Yesterday, I wrote a post here in Daily Kos where I basically asked the question “What are we doing now, 99 days before the election, to forstall Donald Trump’s efforts to remain in power through extrajudicial means should the election go against him?” The responses to me and others who have raised similar issues have for the most part ranged from a sense of helplessness to a belief that it is somehow impossible for him to succeed to a belief the US military would step into the matter and save the rebublic by removeing him by force.
This morning I read a article (here) in the Boston Globe reported that:
“On the second Friday in June, a group of political operatives, former government and military officials, and academics quietly convened online for what became a disturbing exercise in the fragility of American democracy.”
:The group, which included Democrats and Republicans, gathered to game out possible results of the November election, grappling with questions that seem less far-fetched by the day: What if President Trump refuses to concede a loss, as he publicly hinted recently he might do? How far could he go to preserve his power? And what if Democrats refuse to give in?”

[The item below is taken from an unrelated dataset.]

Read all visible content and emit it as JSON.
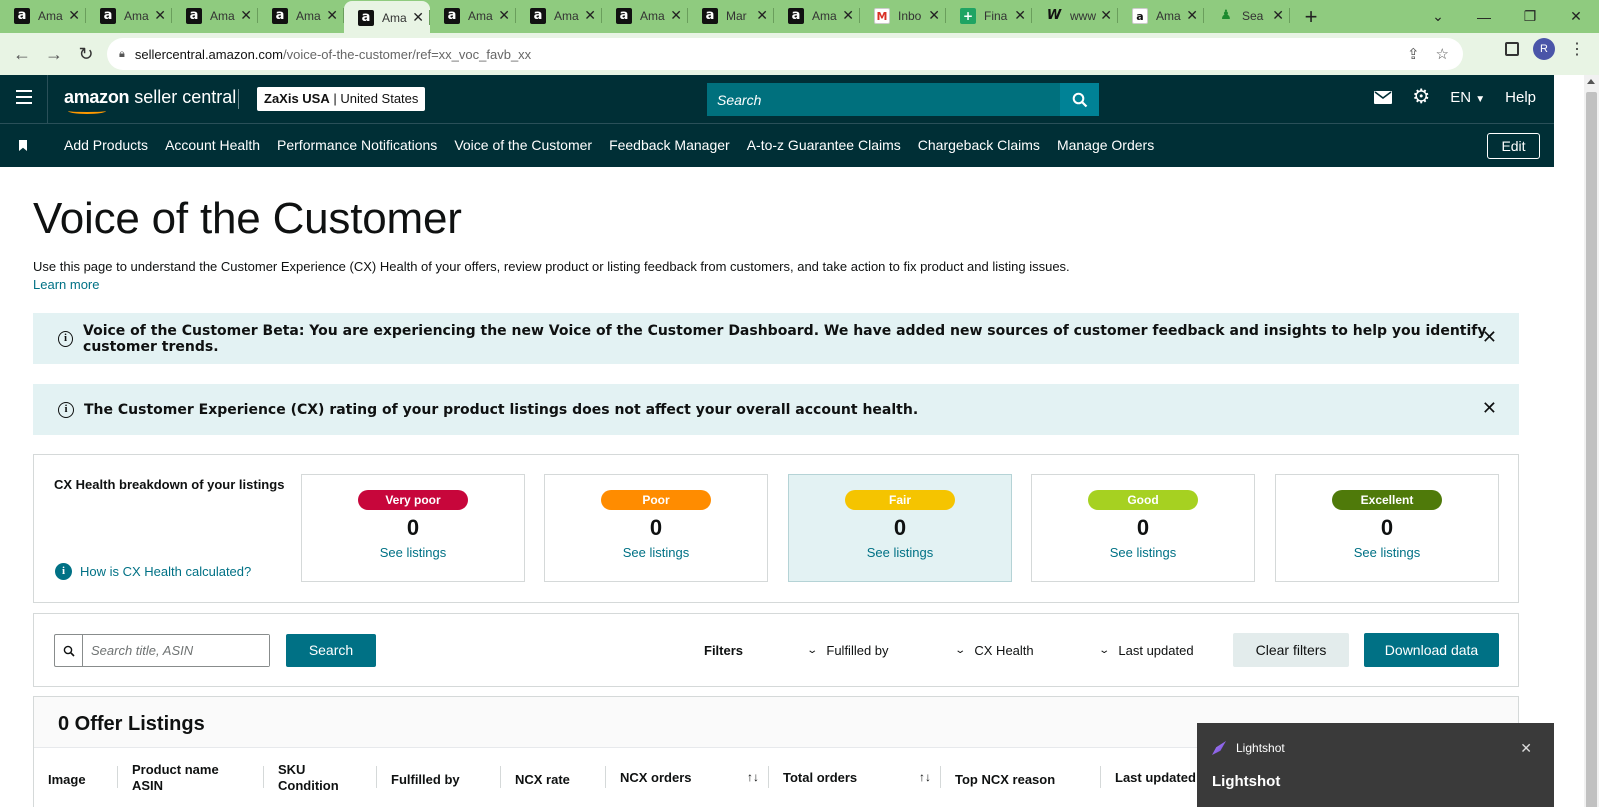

One of the group’s organizers, Rosa Brooks, a Georgetown law professor and former Defense Department official said “All of our scenarios ended in both street-level violence and political impasse.” She then went on to describe the findings of the group in frightening terms,
“The law is essentially ... it’s almost helpless against a president who’s willing to ignore it.”
It is to this reality that I wrote yesterday’s post.
the group called the Transition Integrity Project used a role planning game and
“[E]nvisioned a dark 11 weeks between Election Day and Inauguration Day, one in which Trump and his Republican allies used every apparatus of government — the Postal Service, state lawmakers, the Justice Department, federal agents, and the military — to hold onto power, and Democrats took to the courts and the streets to try to stop it.
They issued a frightening warning:
A close election this fall is likely to be contested, and there are few guardrails to stop a constitutional crisis, particularly if Trump flexes the considerable tools at his disposal to give himself an advantage.
The following are the alarming comments by some of participants in the study:
Nils Gilman, a historian who leads research at a think tank called the Berggruen Institute,
“He doesn’t have to win the election, he just has to create a plausible narrative that he didn’t lose.”
Edward Luce, the US editor of the Financial Times,
“The more demonstrations there were, the more demands for recounts, the more legal challenges there were, the more funerals for democracy were held, the more Trump came across as the candidate of stability,”
Retired Army Colonel Larry Wilkerson, a Republican and former chief of staff to Colin Powell,
“The Constitution really has been a workable document in many respects because we have had people who more or less adhered to a code of conduct, That seems to no longer to be the case. That changes everything.”
There are those who have recommended taking to the streets to attempt to forstall the looming catadtrophe others believe the opposite. This may be the greatest public crisis any of us my experience in our lives. Is sitting back and seeing how it all turns out an option? What do you think the individual should or can do now? What will you do?